The Menendez Brothers’ Clemency Order is on hold until a new District Attorney takes office

December 3rd can’t come fast enough got the Menendez Brothers.

The first week after Thanksgiving sees the new Los Angeles County District Attorney Nathan Hochman take office. As the former US assistant attorney general made clear in his successful campaign against one-time incumbent George Gascón and since his landslide victory on November 5, one of the first things the new DA will treat as a self-proclaimed “high priority” is moving his predecessor began on October 24 to a potential outrage by the long-imprisoned siblings.

“When I take office on December 3rd, I look forward to doing the hard work of thoroughly reviewing the facts and the law in the Menendez case, including reviewing the confidential prison records, the transcripts of the two trials and the voluminous exhibits, as well as talk to the prosecutors, the defense attorneys and the victim’s family members,” Hochman said today.

With a Dec. 11 hearing currently on the calendar, Hochman hasn’t given up on where he stands in the high-profile case. After the late October one-two punch of pardon requests from the Menendezs to Gavin Newsom and “strong support” letters from then-poll challenged Gascón, the California governor has paused — at least for now.

“The governor respects the district attorney’s role in ensuring that justice is served and recognizes that voters have entrusted District Attorney-elect Hochman to carry out that responsibility,” Newsom’s office said Monday in a statement that dashed the hopes of the Menendez brothers, a legion of their family members and other followers, including Gascón.

“The governor will submit to the DA-elect’s review and analysis of the Menendez case before making any clemency decisions,” Newsom’s office added.

Which is to say, Newsom won’t be doing Gascón any Menendez favors, since the former San Francisco DA is leaving his LA job a few days after Turkey Day.

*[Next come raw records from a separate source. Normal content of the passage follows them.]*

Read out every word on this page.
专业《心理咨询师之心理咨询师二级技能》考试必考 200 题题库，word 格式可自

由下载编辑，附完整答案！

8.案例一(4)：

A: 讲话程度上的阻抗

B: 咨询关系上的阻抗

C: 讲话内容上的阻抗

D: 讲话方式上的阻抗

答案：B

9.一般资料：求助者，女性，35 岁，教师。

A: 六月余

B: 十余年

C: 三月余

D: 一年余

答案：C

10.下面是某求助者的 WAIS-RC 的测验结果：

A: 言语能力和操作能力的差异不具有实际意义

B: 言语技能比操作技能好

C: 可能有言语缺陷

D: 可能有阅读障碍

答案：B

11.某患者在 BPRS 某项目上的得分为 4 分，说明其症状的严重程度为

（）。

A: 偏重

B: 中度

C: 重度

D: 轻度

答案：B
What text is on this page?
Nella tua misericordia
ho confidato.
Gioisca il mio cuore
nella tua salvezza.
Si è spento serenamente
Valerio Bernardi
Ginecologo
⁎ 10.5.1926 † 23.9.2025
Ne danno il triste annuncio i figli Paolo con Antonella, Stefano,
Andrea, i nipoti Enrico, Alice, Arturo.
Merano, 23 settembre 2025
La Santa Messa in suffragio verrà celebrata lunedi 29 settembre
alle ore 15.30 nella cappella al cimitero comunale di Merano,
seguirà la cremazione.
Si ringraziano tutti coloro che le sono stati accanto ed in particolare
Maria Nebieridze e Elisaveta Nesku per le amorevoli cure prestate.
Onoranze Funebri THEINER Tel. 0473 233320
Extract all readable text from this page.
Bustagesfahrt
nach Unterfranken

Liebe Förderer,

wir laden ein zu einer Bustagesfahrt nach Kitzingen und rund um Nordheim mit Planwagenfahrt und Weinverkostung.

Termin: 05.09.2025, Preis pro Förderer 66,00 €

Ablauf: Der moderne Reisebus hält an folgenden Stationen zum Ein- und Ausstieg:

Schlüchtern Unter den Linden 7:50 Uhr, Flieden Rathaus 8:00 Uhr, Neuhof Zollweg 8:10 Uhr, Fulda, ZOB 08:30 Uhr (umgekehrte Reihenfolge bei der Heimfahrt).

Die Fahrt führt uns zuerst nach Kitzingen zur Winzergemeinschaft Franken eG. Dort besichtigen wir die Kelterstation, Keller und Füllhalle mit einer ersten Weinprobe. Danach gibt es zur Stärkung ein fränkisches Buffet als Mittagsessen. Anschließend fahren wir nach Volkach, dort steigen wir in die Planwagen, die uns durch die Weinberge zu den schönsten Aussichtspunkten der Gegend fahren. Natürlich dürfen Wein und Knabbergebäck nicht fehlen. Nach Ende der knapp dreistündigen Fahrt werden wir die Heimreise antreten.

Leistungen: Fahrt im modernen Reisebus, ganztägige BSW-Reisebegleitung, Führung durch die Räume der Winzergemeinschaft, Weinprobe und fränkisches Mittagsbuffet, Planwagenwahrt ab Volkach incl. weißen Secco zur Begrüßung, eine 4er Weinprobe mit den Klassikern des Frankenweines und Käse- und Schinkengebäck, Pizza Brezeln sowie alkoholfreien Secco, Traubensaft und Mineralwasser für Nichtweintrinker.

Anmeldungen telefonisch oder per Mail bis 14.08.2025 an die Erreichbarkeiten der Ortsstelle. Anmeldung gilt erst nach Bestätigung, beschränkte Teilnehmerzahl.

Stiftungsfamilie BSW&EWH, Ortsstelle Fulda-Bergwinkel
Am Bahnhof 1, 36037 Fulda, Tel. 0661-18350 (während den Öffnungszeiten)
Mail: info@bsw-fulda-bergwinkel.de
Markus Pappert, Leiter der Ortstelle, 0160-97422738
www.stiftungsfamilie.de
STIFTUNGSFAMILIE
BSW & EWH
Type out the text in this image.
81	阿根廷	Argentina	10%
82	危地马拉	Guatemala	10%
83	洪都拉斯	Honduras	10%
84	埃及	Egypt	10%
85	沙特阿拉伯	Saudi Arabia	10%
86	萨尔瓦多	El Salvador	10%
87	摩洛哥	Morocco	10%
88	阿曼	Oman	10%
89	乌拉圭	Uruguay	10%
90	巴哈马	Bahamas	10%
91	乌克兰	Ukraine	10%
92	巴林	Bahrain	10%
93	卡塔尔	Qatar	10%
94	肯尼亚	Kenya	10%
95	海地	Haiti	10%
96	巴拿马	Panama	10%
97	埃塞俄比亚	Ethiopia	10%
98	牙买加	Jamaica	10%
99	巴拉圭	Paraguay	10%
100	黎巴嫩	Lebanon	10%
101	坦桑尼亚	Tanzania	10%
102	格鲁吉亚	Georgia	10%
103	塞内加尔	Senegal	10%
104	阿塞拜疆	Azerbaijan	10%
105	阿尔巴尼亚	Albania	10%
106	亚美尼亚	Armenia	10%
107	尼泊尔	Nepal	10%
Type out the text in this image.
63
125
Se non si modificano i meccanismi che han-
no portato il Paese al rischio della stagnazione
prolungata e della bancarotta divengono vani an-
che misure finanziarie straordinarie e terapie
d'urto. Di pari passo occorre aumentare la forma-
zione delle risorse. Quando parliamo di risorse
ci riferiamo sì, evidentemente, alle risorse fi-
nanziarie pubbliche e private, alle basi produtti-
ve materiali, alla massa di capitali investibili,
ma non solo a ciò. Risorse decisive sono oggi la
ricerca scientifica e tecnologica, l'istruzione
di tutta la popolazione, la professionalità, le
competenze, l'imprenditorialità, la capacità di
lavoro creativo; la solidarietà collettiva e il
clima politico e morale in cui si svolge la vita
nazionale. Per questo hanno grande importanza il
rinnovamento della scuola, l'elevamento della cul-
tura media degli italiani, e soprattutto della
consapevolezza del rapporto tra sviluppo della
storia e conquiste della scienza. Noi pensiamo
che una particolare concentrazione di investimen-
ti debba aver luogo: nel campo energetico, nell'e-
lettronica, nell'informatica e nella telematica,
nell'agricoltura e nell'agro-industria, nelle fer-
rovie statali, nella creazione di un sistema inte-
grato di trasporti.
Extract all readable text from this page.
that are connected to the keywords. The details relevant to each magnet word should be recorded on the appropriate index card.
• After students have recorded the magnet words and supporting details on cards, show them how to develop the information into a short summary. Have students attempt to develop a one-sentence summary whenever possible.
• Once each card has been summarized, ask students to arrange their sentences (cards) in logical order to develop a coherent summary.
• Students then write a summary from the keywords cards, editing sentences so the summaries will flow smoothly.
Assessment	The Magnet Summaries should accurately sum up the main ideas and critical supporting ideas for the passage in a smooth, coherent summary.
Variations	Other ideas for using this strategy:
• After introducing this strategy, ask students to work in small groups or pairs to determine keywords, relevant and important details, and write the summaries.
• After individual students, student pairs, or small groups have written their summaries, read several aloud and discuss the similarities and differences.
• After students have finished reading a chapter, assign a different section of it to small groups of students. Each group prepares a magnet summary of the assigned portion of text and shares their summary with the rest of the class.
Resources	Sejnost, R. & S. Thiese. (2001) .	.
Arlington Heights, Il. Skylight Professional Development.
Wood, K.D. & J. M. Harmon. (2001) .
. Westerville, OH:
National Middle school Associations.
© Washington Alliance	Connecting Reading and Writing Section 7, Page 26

LA County Attorney George Gascón

If Hochman decides the Dec. 11 hearing will go ahead as planned, LA Superior Court Judge William Ryan could move the brothers’ sentences to manslaughter instead of first-degree murder, and they could soon walk out of prison if a parole board agrees. Then again, if both Hochman and Newsom did nothing to prevent or encourage the case, Judge Ryan could also order a brand new trial for the Menendez brothers

A media sensation back in Bill Clinton’s first term in office, the brothers’ case has returned to the headlines in no small part because of new evidence of sexual abuse by the boy’s music manager, revealed in Peacock’s 2023 documentaries. Menendez + Menudo: Boys Betrayed and more recently Ryan Murphy’s nine-part true crime Monsters: The Lyle and Erik Menendez Storywhich launched on Netflix on September 19. Those shows were followed by a Menendez documentary on the Ted Sarando and Greg Peters-run streamer and advocacy for the brothers from the likes of Kim Kardashian and a number of the killers’ family members.

Nearly three decades after the brothers were sentenced to life without parole in their second trial in 1996 for the brutal shotgun murder of their parents in 1989, the incoming DA also has not declared whether or not he will seek a break on any further steps toward potentially seeing 54-year-old Erik Menendez and 56-year-old Lyle Menendez freed from the state prison near San Diego that currently holds them.

Gascón is unlikely to play much more of a role in the case in his final days. Right now, the only milestone in the case under his remaining supervision is a Nov. 25 status hearing at Van Nuys Courthouse West. A hearing that right now has very much a “hurry up and wait” feel about it.